All right, so I've had a chance to play around with things on this Cr-48 Chrome OS notebook, and have discovered some interesting details and features.
There is an ambient light sensor to the right of the camera. I noticed this the other day as I was moving the notebook around and the screen was changing brightness. The screen dims when the room is dark and vice-versa. I'm easily amused.
I found and flipped the developer switch under the black tape and battery. (Warning: this erases your data partition, but you're "in the cloud" anyway so it shouldn't matter a whole lot.) Now whenever booting up I'm greeted with a "sadface" blue notebook saying that verification is turned off, and have to press Ctrl-D to skip it -- but for the benefits I think that's a minor annoyance. Developer mode lets you use the terminal and grants root access; no need to "root" the device via some hack or security issue.
Speaking of partitions, it has twelve! The first is the "state" partition that stores all of your local data. Interesting to note is that all of your Chrome data (history, passwords, etc) is encrypted with eCryptfs and is mounted on login, so if someone were to steal your notebook you'd still be safe.
The next six partitions are copies of the OS. Partitions 2, 4, and 6 contain boot kernels, and 3, 5, and 7 contain the OS data itself. This is to safeguard against a failed software update; the bootloader will detect when one parition fails to boot and should (if I'm reading this right) fail over to the next. This also allows you to install a custom OS on the third set of partitions: see the Chromium documentation for information on how to install Ubuntu.
Partition 8 is marked "OEM," and I'm not entirely sure if it's even used on this model. 9, 10, and 11 are all "reserved", and 12 is the EFI system partition.
I think I'll keep this in developer mode for a while and see if there's anything else interesting to uncover. It can be a pain to switch back and forth since on first dev-mode boot you have to wait 5 minutes for it to erase your user data, but that's a safe precaution.
A few days ago, I ordered a book for my classes next quarter on Amazon. Came back home today thinking that it might have arrived, and found a package on my doorstep. I quickly opened it up to make sure it was the right book, and, wait... what is that?
Well, that's some interesting packaging... let's see if the book is still in there... wait... WHAT?
Oh my. That's one of those fancy Cr-48 "Pilot" notebooks. On my doorstep. And in my hands.

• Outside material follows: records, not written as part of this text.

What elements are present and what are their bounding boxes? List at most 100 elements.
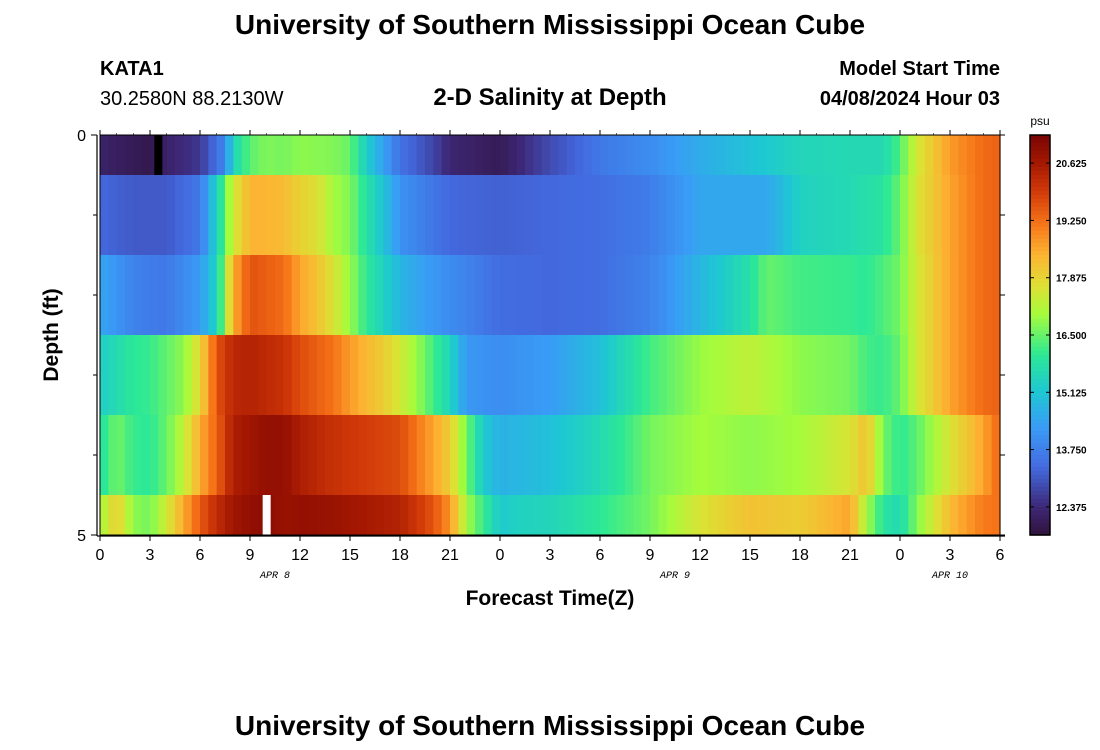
heatmap-cell xyxy=(858,495,868,536)
heatmap-cell xyxy=(500,255,509,336)
heatmap-cell xyxy=(775,335,784,416)
colorbar-swatch xyxy=(1030,167,1050,172)
heatmap-cell xyxy=(241,255,251,336)
heatmap-cell xyxy=(275,135,284,176)
heatmap-cell xyxy=(966,495,976,536)
colorbar-swatch xyxy=(1030,475,1050,480)
heatmap-cell xyxy=(675,415,684,496)
heatmap-cell xyxy=(983,415,993,496)
colorbar-swatch xyxy=(1030,431,1050,436)
heatmap-cell xyxy=(883,175,893,256)
y-tick-label: 5 xyxy=(77,528,86,545)
heatmap-cell xyxy=(550,495,559,536)
heatmap-cell xyxy=(958,495,968,536)
colorbar-tick-label: 19.250 xyxy=(1056,216,1087,227)
heatmap-cell xyxy=(216,255,226,336)
heatmap-cell xyxy=(900,335,909,416)
heatmap-cell xyxy=(458,415,468,496)
footer-title: University of Southern Mississippi Ocean… xyxy=(235,710,865,741)
colorbar-swatch xyxy=(1030,327,1050,332)
heatmap-cell xyxy=(633,135,643,176)
heatmap-cell xyxy=(566,415,576,496)
heatmap-cell xyxy=(741,495,751,536)
heatmap-cell xyxy=(458,135,468,176)
heatmap-cell xyxy=(525,495,534,536)
heatmap-cell xyxy=(858,175,868,256)
heatmap-cell xyxy=(366,135,376,176)
heatmap-cell xyxy=(200,335,209,416)
heatmap-cell xyxy=(900,495,909,536)
heatmap-cell xyxy=(216,415,226,496)
heatmap-cell xyxy=(466,415,476,496)
heatmap-cell xyxy=(575,335,584,416)
heatmap-cell xyxy=(666,175,676,256)
heatmap-cell xyxy=(958,175,968,256)
heatmap-cell xyxy=(766,255,776,336)
heatmap-cell xyxy=(458,335,468,416)
heatmap-cell xyxy=(941,495,951,536)
heatmap-cell xyxy=(541,135,551,176)
colorbar-swatch xyxy=(1030,299,1050,304)
heatmap-cell xyxy=(533,495,543,536)
heatmap-cell xyxy=(833,335,843,416)
heatmap-cell xyxy=(650,175,659,256)
heatmap-cell xyxy=(908,135,918,176)
heatmap-cell xyxy=(741,175,751,256)
heatmap-cell xyxy=(358,335,368,416)
heatmap-cell xyxy=(258,255,268,336)
heatmap-cell xyxy=(875,255,884,336)
heatmap-cell xyxy=(725,495,734,536)
depth-layer xyxy=(100,495,1001,536)
heatmap-cell xyxy=(433,495,443,536)
heatmap-cell xyxy=(583,135,593,176)
heatmap-cell xyxy=(758,415,768,496)
colorbar-swatch xyxy=(1030,375,1050,380)
heatmap-cell xyxy=(858,135,868,176)
heatmap-cell xyxy=(516,135,526,176)
colorbar-swatch xyxy=(1030,295,1050,300)
heatmap-cell xyxy=(966,255,976,336)
heatmap-cell xyxy=(883,135,893,176)
heatmap-cell xyxy=(733,135,743,176)
colorbar-swatch xyxy=(1030,527,1050,532)
y-axis-label: Depth (ft) xyxy=(40,288,63,381)
colorbar-swatch xyxy=(1030,271,1050,276)
colorbar-swatch xyxy=(1030,139,1050,144)
heatmap-cell xyxy=(300,415,309,496)
colorbar-swatch xyxy=(1030,191,1050,196)
colorbar-swatch xyxy=(1030,247,1050,252)
date-label: APR 9 xyxy=(659,571,690,582)
heatmap-cell xyxy=(100,255,109,336)
heatmap-cell xyxy=(308,135,318,176)
heatmap-cell xyxy=(158,495,168,536)
heatmap-cell xyxy=(841,495,851,536)
heatmap-cell xyxy=(750,255,759,336)
heatmap-cell xyxy=(291,255,301,336)
heatmap-cell xyxy=(775,135,784,176)
heatmap-cell xyxy=(391,415,401,496)
heatmap-cell xyxy=(300,135,309,176)
heatmap-cell xyxy=(400,135,409,176)
heatmap-cell xyxy=(450,415,459,496)
x-tick-label: 21 xyxy=(841,547,859,564)
heatmap-cell xyxy=(233,255,243,336)
heatmap-cell xyxy=(291,415,301,496)
heatmap-cell xyxy=(175,135,184,176)
heatmap-cell xyxy=(750,135,759,176)
heatmap-cell xyxy=(333,335,343,416)
depth-layer xyxy=(100,415,1001,496)
heatmap-cell xyxy=(508,335,518,416)
heatmap-cell xyxy=(458,255,468,336)
heatmap-cell xyxy=(783,335,793,416)
heatmap-cell xyxy=(833,175,843,256)
colorbar-swatch xyxy=(1030,163,1050,168)
heatmap-cell xyxy=(666,135,676,176)
heatmap-cell xyxy=(983,255,993,336)
heatmap-cell xyxy=(750,335,759,416)
heatmap-cell xyxy=(375,175,384,256)
heatmap-cell xyxy=(191,335,201,416)
heatmap-cell xyxy=(466,175,476,256)
heatmap-cell xyxy=(716,135,726,176)
colorbar-swatch xyxy=(1030,199,1050,204)
heatmap-cell xyxy=(341,175,351,256)
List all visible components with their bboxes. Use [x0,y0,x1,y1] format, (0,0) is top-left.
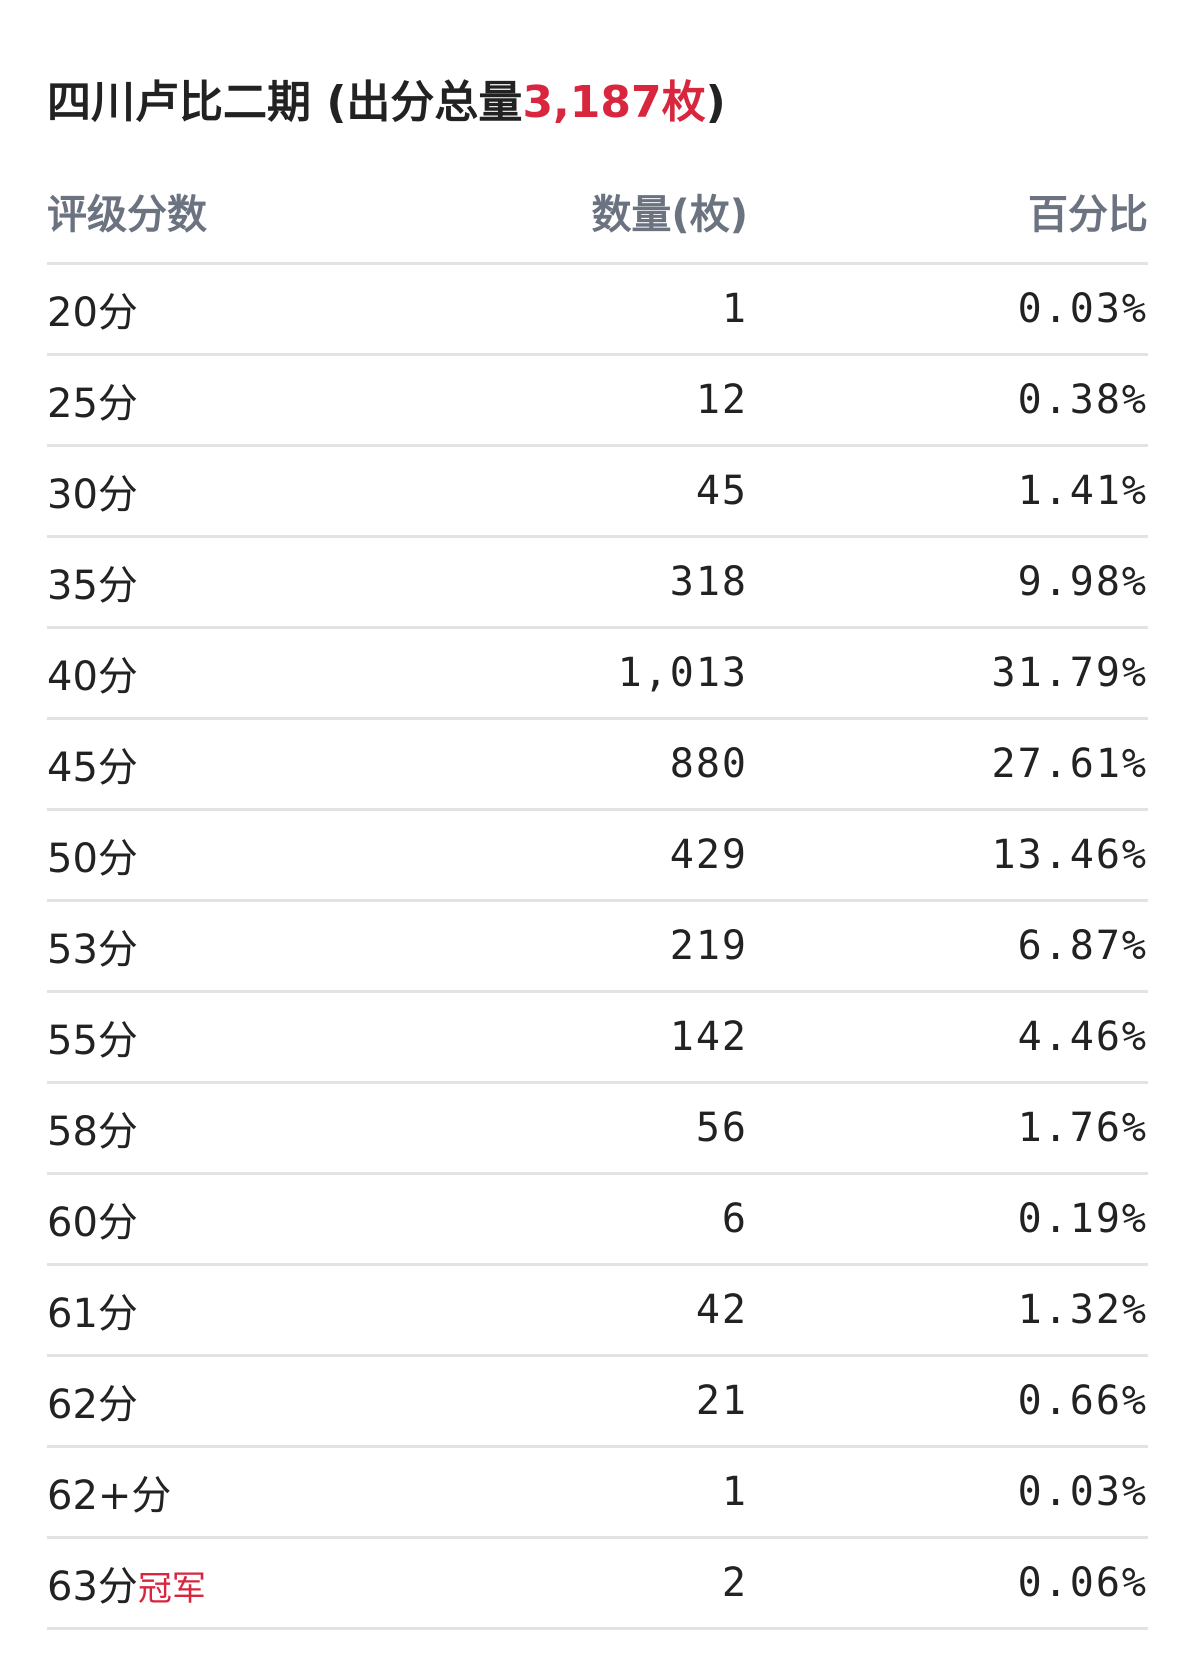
table-row: 50分 429 13.46% [47,809,1148,902]
count-cell: 12 [467,354,748,447]
score: 55分 [47,1018,138,1064]
title: 四川卢比二期 (出分总量3,187枚) [47,66,726,130]
count-cell: 1,013 [467,627,748,720]
table-body: 20分 1 0.03% 25分 12 0.38% 30分 45 1.41% 35分 318 9.98%… [47,263,1148,1630]
score-cell: 40分 [47,627,467,720]
table-row: 30分 45 1.41% [47,445,1148,538]
count-cell: 21 [467,1355,748,1448]
score: 30分 [47,472,138,518]
score: 45分 [47,745,138,791]
score-cell: 61分 [47,1264,467,1357]
percent-cell: 9.98% [748,536,1148,629]
score-cell: 35分 [47,536,467,629]
header-row: 评级分数 数量(枚) 百分比 [47,160,1148,265]
header-cell: 评级分数 [47,160,467,265]
table-row: 55分 142 4.46% [47,991,1148,1084]
score: 50分 [47,836,138,882]
percent-cell: 4.46% [748,991,1148,1084]
score-cell: 55分 [47,991,467,1084]
count-cell: 45 [467,445,748,538]
title-suffix: ) [705,77,726,128]
percent-cell: 0.03% [748,263,1148,356]
table-row: 53分 219 6.87% [47,900,1148,993]
percent-cell: 0.03% [748,1446,1148,1539]
table-row: 63分冠军 2 0.06% [47,1537,1148,1630]
score: 35分 [47,563,138,609]
percent-cell: 31.79% [748,627,1148,720]
percent-cell: 0.66% [748,1355,1148,1448]
score: 40分 [47,654,138,700]
table-row: 58分 56 1.76% [47,1082,1148,1175]
header-cell: 百分比 [748,160,1148,265]
score-cell: 62分 [47,1355,467,1448]
score: 63分 [47,1564,138,1610]
count-cell: 429 [467,809,748,902]
title-highlight: 3,187枚 [522,77,706,128]
percent-cell: 0.19% [748,1173,1148,1266]
score-cell: 30分 [47,445,467,538]
percent-cell: 6.87% [748,900,1148,993]
table-row: 20分 1 0.03% [47,263,1148,356]
count-cell: 142 [467,991,748,1084]
score-cell: 45分 [47,718,467,811]
percent-cell: 0.38% [748,354,1148,447]
score: 62+分 [47,1473,172,1519]
score: 58分 [47,1109,138,1155]
score-cell: 60分 [47,1173,467,1266]
score: 62分 [47,1382,138,1428]
score-cell: 53分 [47,900,467,993]
table-row: 25分 12 0.38% [47,354,1148,447]
score: 20分 [47,290,138,336]
header-cell: 数量(枚) [467,160,748,265]
table-row: 35分 318 9.98% [47,536,1148,629]
score-cell: 25分 [47,354,467,447]
count-cell: 2 [467,1537,748,1630]
table-row: 40分 1,013 31.79% [47,627,1148,720]
score: 61分 [47,1291,138,1337]
percent-cell: 0.06% [748,1537,1148,1630]
count-cell: 1 [467,263,748,356]
table-row: 60分 6 0.19% [47,1173,1148,1266]
count-cell: 42 [467,1264,748,1357]
score-table: 评级分数 数量(枚) 百分比 20分 1 0.03% 25分 12 0.38% 30分 45 1… [47,160,1148,1630]
score-cell: 58分 [47,1082,467,1175]
score-cell: 20分 [47,263,467,356]
count-cell: 219 [467,900,748,993]
table-row: 45分 880 27.61% [47,718,1148,811]
tag: 冠军 [137,1569,206,1609]
count-cell: 880 [467,718,748,811]
score: 53分 [47,927,138,973]
score-cell: 63分冠军 [47,1537,467,1630]
score: 60分 [47,1200,138,1246]
table-row: 62+分 1 0.03% [47,1446,1148,1539]
score-cell: 62+分 [47,1446,467,1539]
table-row: 62分 21 0.66% [47,1355,1148,1448]
percent-cell: 1.41% [748,445,1148,538]
percent-cell: 13.46% [748,809,1148,902]
percent-cell: 1.76% [748,1082,1148,1175]
count-cell: 1 [467,1446,748,1539]
score-cell: 50分 [47,809,467,902]
count-cell: 56 [467,1082,748,1175]
score: 25分 [47,381,138,427]
title-prefix: 四川卢比二期 (出分总量 [47,77,523,128]
percent-cell: 27.61% [748,718,1148,811]
table-row: 61分 42 1.32% [47,1264,1148,1357]
percent-cell: 1.32% [748,1264,1148,1357]
count-cell: 318 [467,536,748,629]
count-cell: 6 [467,1173,748,1266]
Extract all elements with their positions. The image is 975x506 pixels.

A little backstory: a few days ago, I noticed a small banner on the top of Chromium, asking if I wanted to help test out Chrome OS. "Sure," I thought, "why not." Filled out a quick developer application and submitted, not thinking much of it. Never did I believe I'd actually have one in my hands.
Let's dive in. Here's the small info sheet:
Fun fact: this thing comes with 2 years of free data on Verizon, up to 100 MB per month. I just had to create an account and on it went. I think that's pretty damn sweet.
Quite a snazzy boot screen. It takes only a few seconds for it to turn on cold. The thing is rumored to be able to idle for a week. I've left it idle for quite some time already, and I still haven't even charged it.
Here's the sign-in, which uses your Google account, or allows Guest mode, which is basically Incognito.
And here's that keyboard that is causing Internet flamewars:
Beautiful, in my opinion. No caps lock, and the F-keys have been re-purposed for a netbook.
Finally, here's the main screen. It's Chrome, with some applications pre-installed. The moment I first signed in, I was automatically connected with Gmail, Talk, and a plethora of other services, all which can be managed on this home screen. Interesting thing to note is that the Settings dialog on Chrome/Chromium is a set of webpages here, with some OS settings added in.
I loved this line in the safety card: "This product contains small parts, which may present a choking hazard to small children, as well as men who have not emotionally matured."
All in all, this is a pretty sweet setup. I've found and reported a few bugs already, but my experience has been great. Huge props to Google for getting one of these sent out less than 48 hours after I filled out the form. Heck, thanks Google for sending one, period. You've got me hooked.
(Aside: I'm going to be switching around blogging engines here, so there may be some broken links every now and then. I apologize in advance.)